100-Seiten-Bücher – Teil 29
Johann Gottfried Herder: »Journal meiner Reise im Jahr 1769« (1846)

Berlin, 18. Juli 2012, 16:40 | von Josik

Laut Arno Schmidt und einigen anderen steht das Original auf »72 enggeschriebenen Quartseiten«. Gedruckt sind das rund hundert Seiten, die als ›Reisejournal‹ allerdings ziemlich irreführend gelabelt sind: Über die Reise selbst, die Herder von Riga nach Paris und von dort wiederum ins sogenannte Weimar des Nordens, nach Eutin, führte, erfährt man hier fast gar nichts, vielmehr hat man bei der Lektüre über weite Strecken den Eindruck, die Notate eines über­eifrigen jungen bayerischen Kultusministeriumsbeamten vor sich zu haben, der auch im Urlaub noch die bestmöglichen Schullehrpläne auszuarbeiten versucht.

Wie sehr sich der sturmunddrängende Mittzwanziger vor lauter Begeisterung über seine Ideen – hier für die zweite Klasse – über­schlägt, sieht man an den inflationär gebrauchten Ausrufezeichen: »Welch Gymnasium! Welche schöne Morgenröte in einer antiken Welt! Welch ein römischer Jüngling wird das werden! Hier also kommt antike Historiographie, Epistolographie, Rhetorik, Grammatik! Man sieht, wie übel, daß man […] überhaupt Grammatik einer antiken Sprache nicht von der modernen unterscheidet! Hier wird alles unterschieden, lebendig gekostet, nachgeeifert! In dieser Klasse muß sich der lateinische Stil bilden!« (S. 55)

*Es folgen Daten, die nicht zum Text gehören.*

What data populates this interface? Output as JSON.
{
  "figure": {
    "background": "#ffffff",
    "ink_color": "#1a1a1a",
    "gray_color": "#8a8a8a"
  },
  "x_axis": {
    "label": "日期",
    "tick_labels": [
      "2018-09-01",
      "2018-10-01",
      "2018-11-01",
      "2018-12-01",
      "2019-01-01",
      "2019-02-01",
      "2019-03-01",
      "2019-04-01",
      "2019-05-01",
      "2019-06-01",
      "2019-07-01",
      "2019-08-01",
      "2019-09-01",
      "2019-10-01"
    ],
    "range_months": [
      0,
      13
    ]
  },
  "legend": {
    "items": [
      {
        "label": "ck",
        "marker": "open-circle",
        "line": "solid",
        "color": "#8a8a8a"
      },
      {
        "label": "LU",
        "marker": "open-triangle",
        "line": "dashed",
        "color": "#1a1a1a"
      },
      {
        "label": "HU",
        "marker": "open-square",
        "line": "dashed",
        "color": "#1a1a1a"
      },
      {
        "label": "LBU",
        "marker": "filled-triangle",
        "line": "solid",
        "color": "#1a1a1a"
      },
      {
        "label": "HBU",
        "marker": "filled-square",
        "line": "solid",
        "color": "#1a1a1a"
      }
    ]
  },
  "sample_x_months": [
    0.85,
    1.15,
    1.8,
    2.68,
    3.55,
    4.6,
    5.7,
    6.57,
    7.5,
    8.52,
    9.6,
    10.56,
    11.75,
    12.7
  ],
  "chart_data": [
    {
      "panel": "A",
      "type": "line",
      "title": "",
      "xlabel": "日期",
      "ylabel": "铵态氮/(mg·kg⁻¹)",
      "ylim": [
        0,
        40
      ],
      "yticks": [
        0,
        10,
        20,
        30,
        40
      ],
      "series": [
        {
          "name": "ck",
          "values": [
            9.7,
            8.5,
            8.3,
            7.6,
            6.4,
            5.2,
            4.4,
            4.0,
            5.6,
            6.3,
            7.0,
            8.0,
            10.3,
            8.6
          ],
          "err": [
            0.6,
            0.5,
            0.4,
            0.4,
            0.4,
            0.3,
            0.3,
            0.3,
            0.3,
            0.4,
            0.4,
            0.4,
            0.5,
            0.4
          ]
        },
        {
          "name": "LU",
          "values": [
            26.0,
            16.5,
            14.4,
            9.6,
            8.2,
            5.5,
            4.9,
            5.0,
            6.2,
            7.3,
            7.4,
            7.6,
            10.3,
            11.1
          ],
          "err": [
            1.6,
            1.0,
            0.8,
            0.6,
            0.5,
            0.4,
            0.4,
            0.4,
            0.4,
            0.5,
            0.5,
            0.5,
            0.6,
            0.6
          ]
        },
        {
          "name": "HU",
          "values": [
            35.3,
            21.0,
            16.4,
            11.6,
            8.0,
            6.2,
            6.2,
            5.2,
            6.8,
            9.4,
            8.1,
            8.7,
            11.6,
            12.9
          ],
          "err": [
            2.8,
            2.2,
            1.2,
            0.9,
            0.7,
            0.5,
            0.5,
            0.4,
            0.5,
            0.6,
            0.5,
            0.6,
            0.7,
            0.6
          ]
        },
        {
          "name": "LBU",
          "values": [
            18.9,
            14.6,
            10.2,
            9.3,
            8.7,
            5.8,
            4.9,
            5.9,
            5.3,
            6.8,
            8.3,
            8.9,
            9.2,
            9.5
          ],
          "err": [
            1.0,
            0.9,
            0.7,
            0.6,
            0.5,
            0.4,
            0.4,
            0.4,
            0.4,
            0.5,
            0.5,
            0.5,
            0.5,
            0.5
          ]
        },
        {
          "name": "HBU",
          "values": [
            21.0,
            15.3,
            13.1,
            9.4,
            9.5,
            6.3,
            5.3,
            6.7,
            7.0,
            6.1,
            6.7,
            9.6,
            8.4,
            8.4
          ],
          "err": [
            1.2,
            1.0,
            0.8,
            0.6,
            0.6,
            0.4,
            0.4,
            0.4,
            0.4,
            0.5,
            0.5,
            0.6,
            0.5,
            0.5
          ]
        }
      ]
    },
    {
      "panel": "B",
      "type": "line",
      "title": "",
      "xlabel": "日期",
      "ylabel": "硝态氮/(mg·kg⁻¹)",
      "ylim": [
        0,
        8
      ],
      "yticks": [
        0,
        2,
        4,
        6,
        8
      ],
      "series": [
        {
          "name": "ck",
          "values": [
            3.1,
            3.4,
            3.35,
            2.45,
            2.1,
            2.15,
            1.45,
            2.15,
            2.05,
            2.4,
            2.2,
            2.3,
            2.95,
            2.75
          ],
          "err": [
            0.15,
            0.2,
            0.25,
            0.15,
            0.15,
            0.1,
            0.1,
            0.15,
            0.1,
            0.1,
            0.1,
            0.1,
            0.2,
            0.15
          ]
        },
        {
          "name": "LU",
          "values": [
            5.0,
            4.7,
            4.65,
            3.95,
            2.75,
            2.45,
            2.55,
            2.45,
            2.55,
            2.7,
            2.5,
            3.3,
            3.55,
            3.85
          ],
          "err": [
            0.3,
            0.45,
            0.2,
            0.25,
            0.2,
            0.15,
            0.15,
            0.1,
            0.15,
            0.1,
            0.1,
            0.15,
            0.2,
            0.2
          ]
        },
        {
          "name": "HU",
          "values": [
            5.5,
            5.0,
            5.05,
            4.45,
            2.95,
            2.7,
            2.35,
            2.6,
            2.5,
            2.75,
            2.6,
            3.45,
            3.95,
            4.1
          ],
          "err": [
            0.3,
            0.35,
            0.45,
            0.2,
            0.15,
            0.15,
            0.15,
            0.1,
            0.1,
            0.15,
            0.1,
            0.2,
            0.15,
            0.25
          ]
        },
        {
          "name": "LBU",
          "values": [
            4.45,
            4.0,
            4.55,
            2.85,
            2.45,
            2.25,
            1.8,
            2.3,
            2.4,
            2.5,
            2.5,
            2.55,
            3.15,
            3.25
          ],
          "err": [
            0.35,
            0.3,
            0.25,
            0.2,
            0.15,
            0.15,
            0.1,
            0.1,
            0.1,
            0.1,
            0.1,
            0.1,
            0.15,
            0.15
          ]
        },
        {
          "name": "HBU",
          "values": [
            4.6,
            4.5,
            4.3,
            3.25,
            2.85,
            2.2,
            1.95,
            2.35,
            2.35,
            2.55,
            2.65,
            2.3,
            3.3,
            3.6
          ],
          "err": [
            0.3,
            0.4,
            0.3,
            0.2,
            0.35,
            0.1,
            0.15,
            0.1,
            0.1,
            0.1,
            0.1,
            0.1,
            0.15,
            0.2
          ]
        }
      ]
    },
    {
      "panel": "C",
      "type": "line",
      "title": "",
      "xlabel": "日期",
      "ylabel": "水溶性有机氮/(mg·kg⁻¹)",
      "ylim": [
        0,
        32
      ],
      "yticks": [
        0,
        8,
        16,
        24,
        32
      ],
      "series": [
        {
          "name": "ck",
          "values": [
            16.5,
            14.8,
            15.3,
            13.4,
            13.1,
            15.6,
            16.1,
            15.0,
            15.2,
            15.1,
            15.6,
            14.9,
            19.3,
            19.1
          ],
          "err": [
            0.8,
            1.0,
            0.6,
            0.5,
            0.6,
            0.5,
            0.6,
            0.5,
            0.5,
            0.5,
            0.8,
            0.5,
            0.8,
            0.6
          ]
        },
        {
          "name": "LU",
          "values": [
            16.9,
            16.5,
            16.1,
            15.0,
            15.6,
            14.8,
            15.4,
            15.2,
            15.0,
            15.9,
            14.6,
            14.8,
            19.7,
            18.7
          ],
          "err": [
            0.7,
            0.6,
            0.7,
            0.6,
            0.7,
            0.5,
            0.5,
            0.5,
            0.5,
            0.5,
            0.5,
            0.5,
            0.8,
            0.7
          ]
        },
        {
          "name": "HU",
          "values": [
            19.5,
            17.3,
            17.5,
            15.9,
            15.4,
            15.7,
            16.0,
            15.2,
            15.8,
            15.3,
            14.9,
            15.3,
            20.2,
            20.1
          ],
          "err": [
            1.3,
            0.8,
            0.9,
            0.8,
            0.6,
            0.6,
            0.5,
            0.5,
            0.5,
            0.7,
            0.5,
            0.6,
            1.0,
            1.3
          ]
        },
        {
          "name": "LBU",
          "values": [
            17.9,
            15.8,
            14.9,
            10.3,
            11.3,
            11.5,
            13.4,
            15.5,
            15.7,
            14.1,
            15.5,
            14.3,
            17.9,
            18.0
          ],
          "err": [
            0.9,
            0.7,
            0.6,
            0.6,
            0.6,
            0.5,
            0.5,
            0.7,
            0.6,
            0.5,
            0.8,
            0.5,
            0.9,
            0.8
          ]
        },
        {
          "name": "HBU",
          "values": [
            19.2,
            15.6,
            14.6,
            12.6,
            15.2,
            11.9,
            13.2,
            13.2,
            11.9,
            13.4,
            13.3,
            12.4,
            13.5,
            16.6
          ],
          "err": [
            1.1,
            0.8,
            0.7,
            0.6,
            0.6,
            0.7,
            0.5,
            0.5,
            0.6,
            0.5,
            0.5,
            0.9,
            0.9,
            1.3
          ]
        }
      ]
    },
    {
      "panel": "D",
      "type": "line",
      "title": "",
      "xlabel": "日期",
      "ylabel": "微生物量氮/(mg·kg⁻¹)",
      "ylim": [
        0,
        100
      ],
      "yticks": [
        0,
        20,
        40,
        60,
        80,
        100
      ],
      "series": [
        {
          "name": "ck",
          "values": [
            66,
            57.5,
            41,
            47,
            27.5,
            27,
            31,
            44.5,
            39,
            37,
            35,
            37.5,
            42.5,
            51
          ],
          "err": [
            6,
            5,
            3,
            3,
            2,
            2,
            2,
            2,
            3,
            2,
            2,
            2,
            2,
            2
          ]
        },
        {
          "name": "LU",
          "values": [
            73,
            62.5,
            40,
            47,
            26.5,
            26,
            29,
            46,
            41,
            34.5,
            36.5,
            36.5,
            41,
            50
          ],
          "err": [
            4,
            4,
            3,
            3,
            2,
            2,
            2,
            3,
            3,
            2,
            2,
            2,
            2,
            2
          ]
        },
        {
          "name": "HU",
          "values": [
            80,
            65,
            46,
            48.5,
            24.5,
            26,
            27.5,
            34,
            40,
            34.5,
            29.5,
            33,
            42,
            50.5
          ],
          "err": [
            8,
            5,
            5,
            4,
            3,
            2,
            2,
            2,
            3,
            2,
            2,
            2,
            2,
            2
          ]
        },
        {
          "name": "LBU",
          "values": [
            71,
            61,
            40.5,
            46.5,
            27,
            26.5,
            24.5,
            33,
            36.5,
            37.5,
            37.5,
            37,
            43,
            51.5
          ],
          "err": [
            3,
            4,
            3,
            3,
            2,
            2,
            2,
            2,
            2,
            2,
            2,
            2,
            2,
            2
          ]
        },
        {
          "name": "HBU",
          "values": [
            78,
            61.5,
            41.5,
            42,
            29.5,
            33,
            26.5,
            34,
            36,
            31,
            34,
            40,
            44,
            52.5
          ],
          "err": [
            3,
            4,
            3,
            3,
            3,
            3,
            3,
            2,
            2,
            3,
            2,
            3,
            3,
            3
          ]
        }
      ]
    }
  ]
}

Na ja, und so geht’s halt weiter. Immerhin, ursprünglich war das Journal gar nicht zur Veröffentlichung bestimmt. Was Herder an den Franzosen schließlich überhaupt nicht fassen kann, ist folgendes: »Alles spricht hier Französisch, sogar Piloten und Kinder!« (S. 77) Kurz darauf notiert er noch einmal für sich als Gedächtnisstütze: »Ja, aber daß ich nirgends die Frage vergesse: in Frankreich reden auch die Kinder französisch?« (S. 80; vgl. YouTube)

Länge des Buches: ca. 182.000 Zeichen. – Ausgaben:

Johann Gottfried Herder: Journal meiner Reise im Jahr 1769. Berlin: Aufbau-Taschenbuch-Verlag 1999. S. 3–113. (111 Textseiten)

(Einführung ins 100-Seiten-Projekt hier. Übersicht über alle Bände hier.)

Eine Reaktion zu “100-Seiten-Bücher – Teil 29
Johann Gottfried Herder: »Journal meiner Reise im Jahr 1769« (1846)”

  1. Bonaventura

    Das »Journal« war meine Einstiegsdroge zu Herder, von dessen zentraler Stellung im 18. Jahrhundert und weitreichendem Einfluss auf das 19. Jahrhundert ich damals überhaupt keine Ahnung hatte. Wo er in der Darstellung oben leicht vertrottelt vorkommt, ist er tatsächlich witzig. Außerdem stammt eines meiner Lieblingszitate aus dem »Journal«:

    Ist die Lateinische Sprache Hauptwerk der Schule? Nein! Die wenigsten haben sie nötig: die meisten lernen sie, um sie zu vergessen.

    Ach, ich müsste mehr Zeit für Herder haben! Da ist ein ganzer Kontinent zu entdecken!